Rhand schrok bij het zien van de man die geprobeerd had de troon van Cairhien op te eisen en zich nu in een versleten jas in Far Madding bevond, maar hij hield zijn ogen en zwaard op Fajin gericht, de vroegere marskramer. Duistervriend en erger, had Moiraine hem lang geleden genoemd. De verblindende pijn in Rhands zij liet hem struikelen toen hij Fajin naderde. Hij sloeg geen acht op het gestamp van laarzen en het gegalm van staal op staal achter hem, zoals hij ook Lews Therins gekreun negeerde. Fajin danste en sprong en probeerde dicht genoeg bij hem te komen om de dolk te gebruiken die de nooit helende wond in Rhands zij had gemaakt. Hij gromde en vloekte toen Rhands wapen hem achteruit dwong, en opeens draaide hij zich om en rende naar de achterkant van het gebouw. De martelende pijn in Rhands zij vervaagde tot niet meer dan pijnlijk geklop toen Fajin verdween, maar hij volgde hem niettemin heel behoedzaam. In de deuropening zag hij al dat Fajin niet probeerde zich te verbergen. De man wachtte hem boven aan de trap op met de kromme dolk in zijn hand. De grote robijn op de greep gloeide in het licht van de lampen die op de tafels in de vensterloze kamer stonden. Zodra Rhand de kamer inliep, raasden het vuur en ijs weer door zijn zij tot hij zijn hart voelde huiveren. Overeind te blijven vereiste een ijzeren wil. Hij zette een stap, een poging die hem bijna ten val bracht, maar hij nam die stap, en nog een. ik wil dat hij weet wie hem ombrengt,’ jammerde Fajin. Hij keek Rhand woest aan, maar leek in zichzelf te praten, ik wil dat hij het weet! Als hij dood is, verstoort hij mijn dromen nooit meer. Ja, dan houdt het op.’ Met een glimlach hief hij zijn vrije hand. Torval en Gedwyn kwamen de trap op met de mantel over hun arm. ik denk dat we uit zijn buurt moeten blijven tot ik weet waar de anderen zijn,’ gromde Gedwyn. ‘De M’Hael zal ons doden als...’ Zonder nadenken boog Rhand zijn polsen voor het Klieven van de wind, onmiddellijk gevolgd door het Openen van de waaier. Het waanbeeld van mannen die uit de dood waren opgestaan, verdween en Fajin sprong met een kreet achteruit terwijl er bloed langs de zijkant van zijn hoofd stroomde.

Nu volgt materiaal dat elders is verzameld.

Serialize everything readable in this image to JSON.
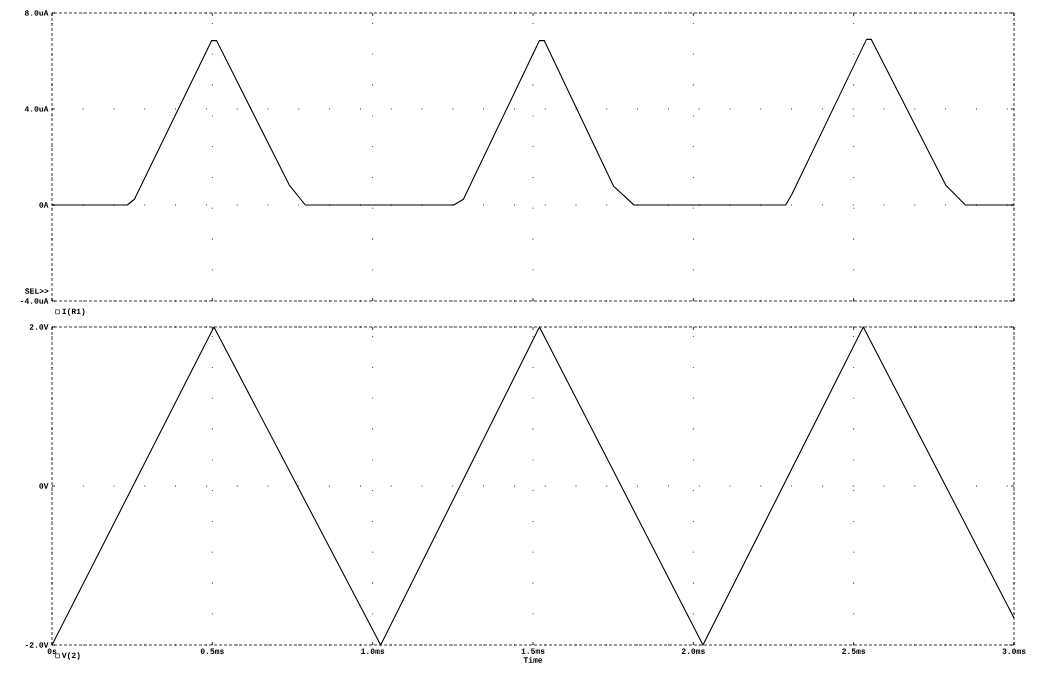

Opeens hief hij zijn hoofd op alsof hij ergens naar luisterde. Toen schreeuwde hij een woordeloze kreet van woede tegen Rhand en vluchtte de trap af. Verbaasd wilde Rhand het dalende gestamp van Fajins laarzen volgen, maar Lan greep zijn arm.
‘De straat aan de voorkant wemelt van de straatwachten, schaapherder.’ Er zat een donkere plek op de linkerkant van Lans jas, maar zijn zwaard zat in de schede, het bewijs dat hij de betere zwaarddanser was geweest. ‘Tijd om het dak op te gaan en te vertrekken.’
‘Een man met een zwaard kan in deze stad niet eens een steeg inlopen,’ bromde Rhand, en stak zijn eigen zwaard weg. Lan lachte niet, maar dat deed hij zelden, behalve bij Nynaeve. Uit het trapgat klonken geschreeuw en gekrijs van beneden. Misschien zouden de straatwachten Fajin grijpen. Misschien werd hij gehangen als straf voor de lijken die hier lagen. Het was niet genoeg, maar hij moest het ermee doen. Rhand was het zat waar hij het allemaal mee moest doen.